Abstract
Regarding the significance of SARS-CoV-2, scientists have shown considerable interest in developing effective drugs. Inhibitors for PLpro are the primary strategies for locating suitable COVID-19 drugs. Natural compounds comprise the majority of COVID-19 drugs. Due to limitations on the safety of clinical trials in cases of COVID, computational methods are typically utilized for inhibition studies. Whereas papain is highly similar to PLpro and is entirely safe, the current study aimed to examine several plant secondary metabolites to identify the most effective papain inhibitor and validate the results using molecular dynamics and docking. This simulation was conducted identically for PLpro and the optimal inhibitor. The results indicated that the experimental results are comparable to those obtained In-Silico, and the inhibition effects of Chlorogenic acid (CGA) on papain attained in the experiment were validated (IC50=0.54 mM). CGA as an inhibitor was located in the active site of PLpro and papain (total energy −2009410 and −456069 kJ/mol, respectively) at the desired location and distance. The study revealed that CGA and its derivatives are effective PLpro inhibitors against SARS-CoV-2.

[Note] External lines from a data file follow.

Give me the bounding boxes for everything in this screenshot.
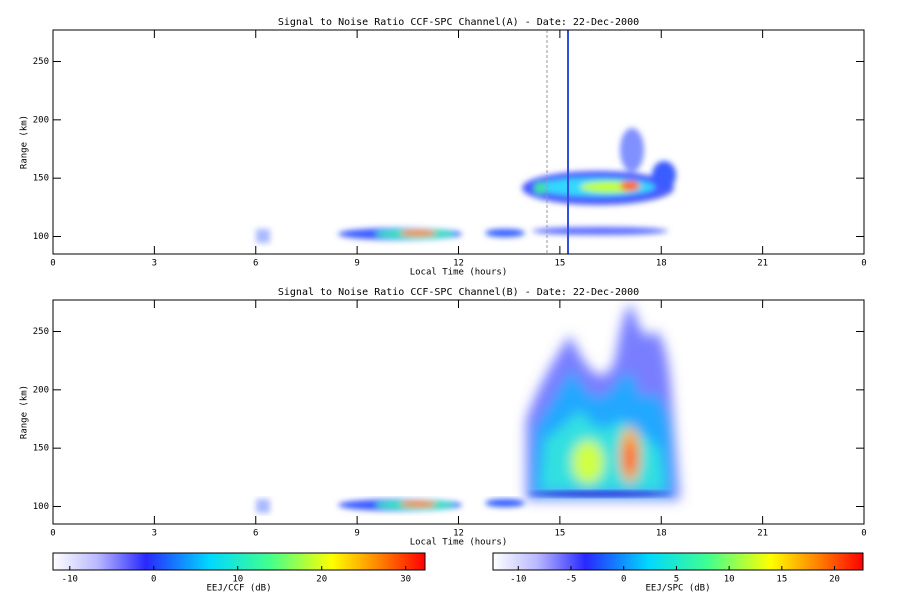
colorbar-tick-label: 10 <box>724 575 735 585</box>
x-tick-label: 12 <box>453 529 464 539</box>
colorbar-tick-label: -5 <box>566 575 577 585</box>
y-tick-label: 250 <box>33 57 49 67</box>
colorbar-tick-label: -10 <box>510 575 526 585</box>
y-tick-label: 250 <box>33 327 49 337</box>
colorbar-tick-label: 0 <box>621 575 626 585</box>
y-axis-label: Range (km) <box>20 115 30 169</box>
x-tick-label: 3 <box>152 259 157 269</box>
x-axis-label: Local Time (hours) <box>410 538 508 548</box>
colorbar <box>492 552 864 571</box>
x-tick-label: 0 <box>861 529 866 539</box>
x-axis-label: Local Time (hours) <box>410 268 508 278</box>
colorbar-label: EEJ/CCF (dB) <box>206 584 271 594</box>
x-tick-label: 9 <box>354 259 359 269</box>
y-tick-label: 200 <box>33 385 49 395</box>
echo-image <box>256 30 676 254</box>
y-axis-label: Range (km) <box>20 385 30 439</box>
x-tick-label: 6 <box>253 529 258 539</box>
y-tick-label: 100 <box>33 502 49 512</box>
colorbar-tick-label: -10 <box>62 575 78 585</box>
colorbar <box>52 552 426 571</box>
colorbar-tick-label: 10 <box>232 575 243 585</box>
x-tick-label: 0 <box>50 259 55 269</box>
y-tick-label: 150 <box>33 444 49 454</box>
x-tick-label: 15 <box>554 259 565 269</box>
x-tick-label: 18 <box>656 259 667 269</box>
chart-title: Signal to Noise Ratio CCF-SPC Channel(B)… <box>278 287 639 298</box>
x-tick-label: 0 <box>861 259 866 269</box>
colorbar-tick-label: 5 <box>674 575 679 585</box>
chart-title: Signal to Noise Ratio CCF-SPC Channel(A)… <box>278 17 639 28</box>
plot-frame <box>52 299 865 525</box>
x-tick-label: 6 <box>253 259 258 269</box>
colorbar-label: EEJ/SPC (dB) <box>645 584 710 594</box>
y-tick-label: 200 <box>33 115 49 125</box>
colorbar-tick-label: 15 <box>776 575 787 585</box>
y-tick-label: 150 <box>33 174 49 184</box>
x-tick-label: 21 <box>757 529 768 539</box>
x-tick-label: 18 <box>656 529 667 539</box>
x-tick-label: 3 <box>152 529 157 539</box>
x-tick-label: 0 <box>50 529 55 539</box>
y-tick-label: 100 <box>33 232 49 242</box>
plot-frame <box>52 29 865 255</box>
colorbar-tick-label: 30 <box>400 575 411 585</box>
echo-image <box>256 304 680 513</box>
x-tick-label: 9 <box>354 529 359 539</box>
colorbar-tick-label: 0 <box>151 575 156 585</box>
x-tick-label: 12 <box>453 259 464 269</box>
colorbar-tick-label: 20 <box>316 575 327 585</box>
x-tick-label: 15 <box>554 529 565 539</box>
x-tick-label: 21 <box>757 259 768 269</box>
colorbar-tick-label: 20 <box>829 575 840 585</box>
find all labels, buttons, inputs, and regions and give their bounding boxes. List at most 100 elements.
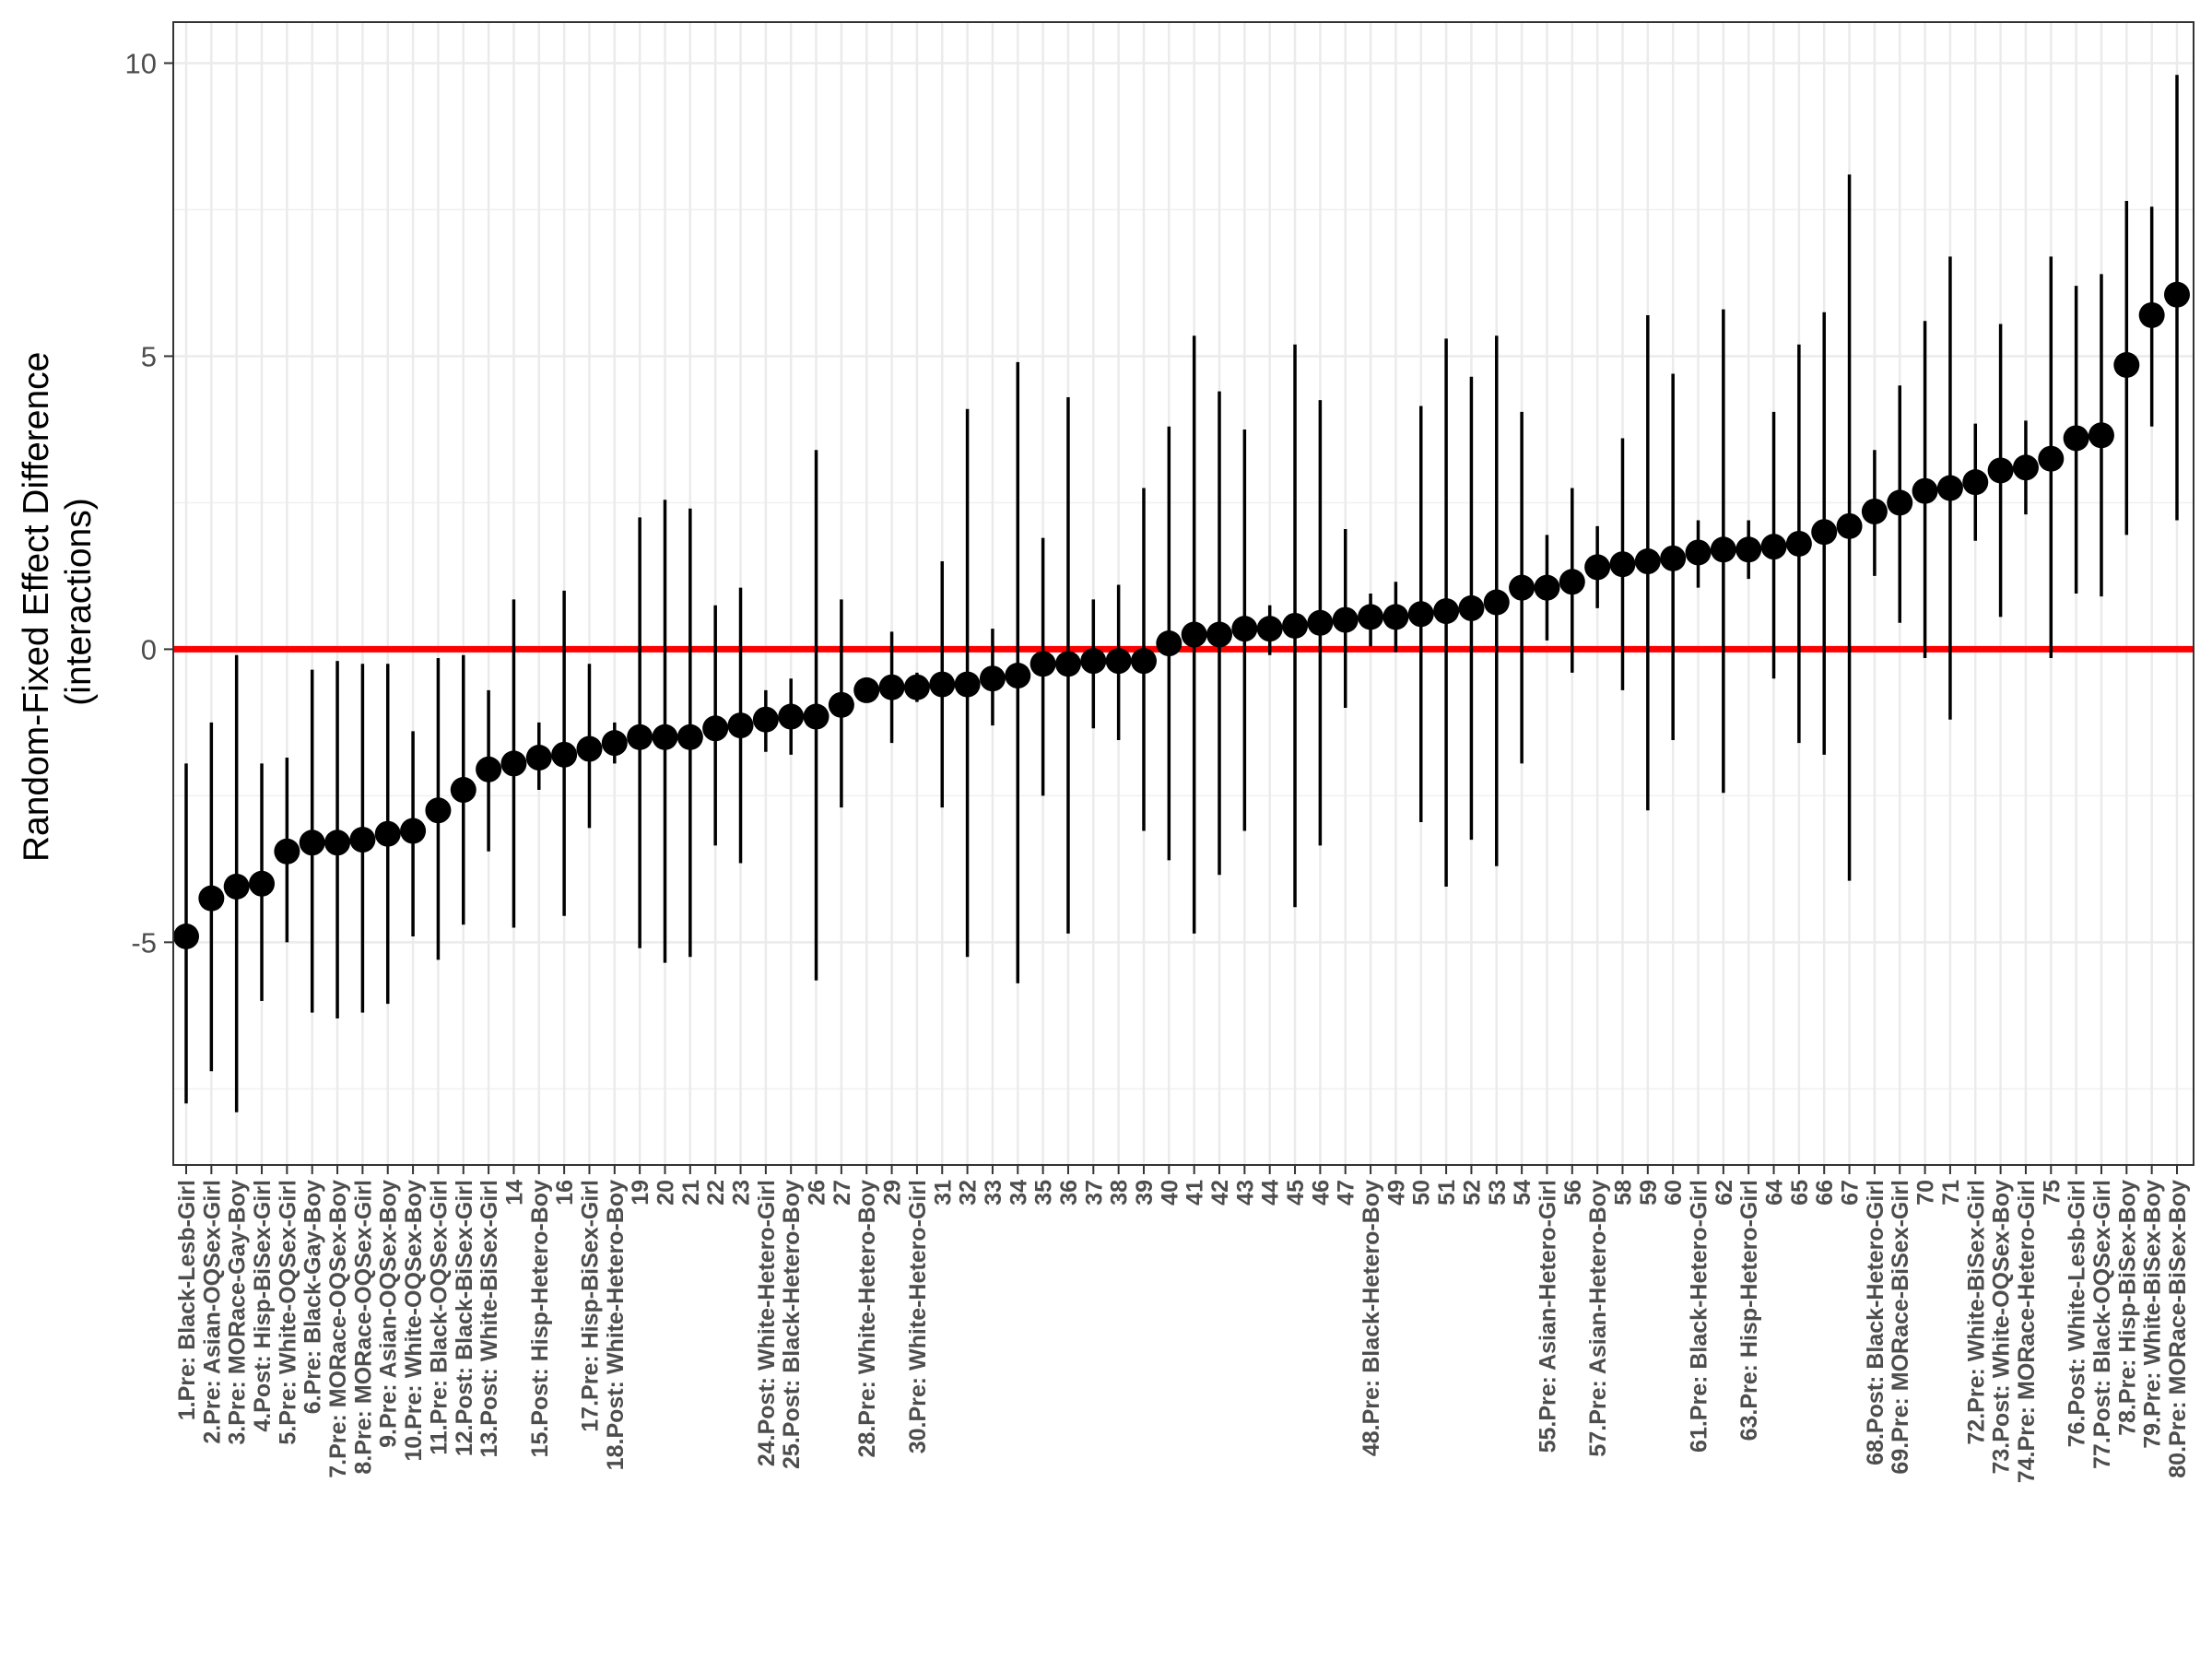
x-tick-label: 54 xyxy=(1510,1180,1535,1206)
x-tick-label: 60 xyxy=(1661,1180,1687,1206)
x-tick-label: 37 xyxy=(1081,1180,1107,1206)
x-tick-label: 79.Pre: White-BiSex-Boy xyxy=(2140,1180,2166,1449)
y-tick-label: 0 xyxy=(141,633,157,665)
point-estimate xyxy=(1811,519,1838,546)
x-tick-label: 41 xyxy=(1182,1180,1208,1206)
point-estimate xyxy=(1912,477,1938,504)
x-tick-label: 32 xyxy=(956,1180,982,1206)
point-estimate xyxy=(425,797,452,824)
x-tick-label: 25.Post: Black-Hetero-Boy xyxy=(779,1180,805,1469)
point-estimate xyxy=(601,730,628,757)
x-tick-label: 46 xyxy=(1308,1180,1334,1206)
point-estimate xyxy=(374,820,401,847)
x-tick-label: 18.Post: White-Hetero-Boy xyxy=(603,1180,629,1470)
point-estimate xyxy=(677,724,703,750)
point-estimate xyxy=(525,745,552,771)
x-tick-label: 8.Pre: MORace-OQSex-Girl xyxy=(350,1180,376,1475)
point-estimate xyxy=(1206,621,1233,648)
x-tick-label: 35 xyxy=(1031,1180,1057,1206)
point-estimate xyxy=(1634,548,1661,575)
point-estimate xyxy=(1282,612,1309,639)
x-tick-label: 27 xyxy=(830,1180,855,1206)
x-tick-label: 66 xyxy=(1812,1180,1838,1206)
point-estimate xyxy=(400,818,427,844)
x-tick-label: 47 xyxy=(1334,1180,1359,1206)
y-tick-label: 5 xyxy=(141,340,157,372)
x-tick-label: 72.Pre: White-BiSex-Girl xyxy=(1963,1180,1989,1445)
x-tick-label: 56 xyxy=(1560,1180,1586,1206)
x-tick-label: 2.Pre: Asian-OQSex-Girl xyxy=(199,1180,225,1444)
y-axis-title: Random-Fixed Effect Difference (interact… xyxy=(17,342,99,862)
point-estimate xyxy=(274,838,300,865)
point-estimate xyxy=(1735,536,1762,563)
x-tick-label: 9.Pre: Asian-OQSex-Boy xyxy=(376,1180,402,1448)
point-estimate xyxy=(1962,469,1989,496)
point-estimate xyxy=(173,924,199,949)
point-estimate xyxy=(1534,574,1560,601)
point-estimate xyxy=(2038,445,2065,472)
point-estimate xyxy=(1005,663,1031,689)
point-estimate xyxy=(778,703,805,730)
point-estimate xyxy=(1030,651,1056,677)
point-estimate xyxy=(903,674,930,700)
x-tick-label: 49 xyxy=(1383,1180,1409,1206)
x-tick-label: 3.Pre: MORace-Gay-Boy xyxy=(225,1180,251,1445)
point-estimate xyxy=(803,703,830,730)
x-tick-label: 70 xyxy=(1913,1180,1939,1206)
point-estimate xyxy=(1231,616,1258,642)
y-tick-label: -5 xyxy=(131,926,157,959)
x-tick-label: 11.Pre: Black-OQSex-Girl xyxy=(426,1180,452,1455)
point-estimate xyxy=(1609,551,1636,578)
x-tick-label: 57.Pre: Asian-Hetero-Boy xyxy=(1585,1180,1611,1457)
point-estimate xyxy=(299,830,325,856)
y-tick-label: 10 xyxy=(125,48,157,80)
point-estimate xyxy=(1382,604,1409,630)
x-tick-label: 75 xyxy=(2039,1180,2065,1206)
x-tick-label: 10.Pre: White-OQSex-Boy xyxy=(401,1180,427,1462)
x-tick-label: 39 xyxy=(1132,1180,1158,1206)
point-estimate xyxy=(702,715,729,742)
point-estimate xyxy=(727,712,754,739)
x-tick-label: 38 xyxy=(1107,1180,1133,1206)
point-estimate xyxy=(1358,604,1384,630)
x-tick-label: 12.Post: Black-BiSex-Girl xyxy=(452,1180,477,1456)
x-tick-label: 16 xyxy=(552,1180,578,1206)
x-tick-label: 36 xyxy=(1056,1180,1082,1206)
x-tick-label: 77.Post: Black-OQSex-Girl xyxy=(2089,1180,2115,1469)
point-estimate xyxy=(2088,422,2114,449)
x-axis-ticks: 1.Pre: Black-Lesb-Girl 2.Pre: Asian-OQSex… xyxy=(174,1165,2191,1483)
x-tick-label: 71 xyxy=(1938,1180,1964,1206)
x-tick-label: 31 xyxy=(930,1180,956,1206)
x-tick-label: 43 xyxy=(1232,1180,1258,1206)
point-estimate xyxy=(1887,489,1913,516)
point-estimate xyxy=(1584,554,1611,581)
point-estimate xyxy=(1433,598,1460,625)
x-tick-label: 55.Pre: Asian-Hetero-Girl xyxy=(1535,1180,1560,1453)
x-tick-label: 19 xyxy=(628,1180,653,1206)
point-estimate xyxy=(1407,601,1434,628)
x-tick-label: 61.Pre: Black-Hetero-Girl xyxy=(1687,1180,1712,1453)
x-tick-label: 52 xyxy=(1459,1180,1485,1206)
panel-border xyxy=(172,21,2194,1166)
point-estimate xyxy=(1509,574,1535,601)
point-estimate xyxy=(2138,301,2165,328)
point-estimate xyxy=(878,674,905,700)
x-tick-label: 1.Pre: Black-Lesb-Girl xyxy=(174,1180,200,1420)
point-estimate xyxy=(349,827,376,853)
y-axis-title-line-1: Random-Fixed Effect Difference xyxy=(17,352,56,862)
point-estimate xyxy=(1130,648,1157,675)
point-estimate xyxy=(1836,512,1863,539)
x-tick-label: 42 xyxy=(1207,1180,1233,1206)
point-estimate xyxy=(1987,457,2014,484)
x-tick-label: 68.Post: Black-Hetero-Girl xyxy=(1863,1180,1888,1465)
point-estimate xyxy=(1458,594,1485,621)
x-tick-label: 63.Pre: Hisp-Hetero-Girl xyxy=(1736,1180,1762,1441)
point-estimate xyxy=(1483,589,1510,616)
point-estimate xyxy=(627,724,653,750)
x-tick-label: 13.Post: White-BiSex-Girl xyxy=(477,1180,502,1457)
point-estimate xyxy=(1559,569,1585,595)
point-estimate xyxy=(198,885,225,912)
y-axis-title-line-2: (interactions) xyxy=(59,498,99,705)
point-estimates xyxy=(173,281,2190,949)
x-tick-label: 26 xyxy=(805,1180,830,1206)
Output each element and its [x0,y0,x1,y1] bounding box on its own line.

Communicated by Ramaswamy H. Sarma
Disclosure statement
The authors do not have any financial and personal relationships with other people or organization(s) that could directly or indirectly affect or bias this research. No conflict of interest exists in the submission of this manuscript, and the manuscript was approved by all the authors for publication.
Data availability statement
The data that support the findings of this study are available from the corresponding author upon reasonable request.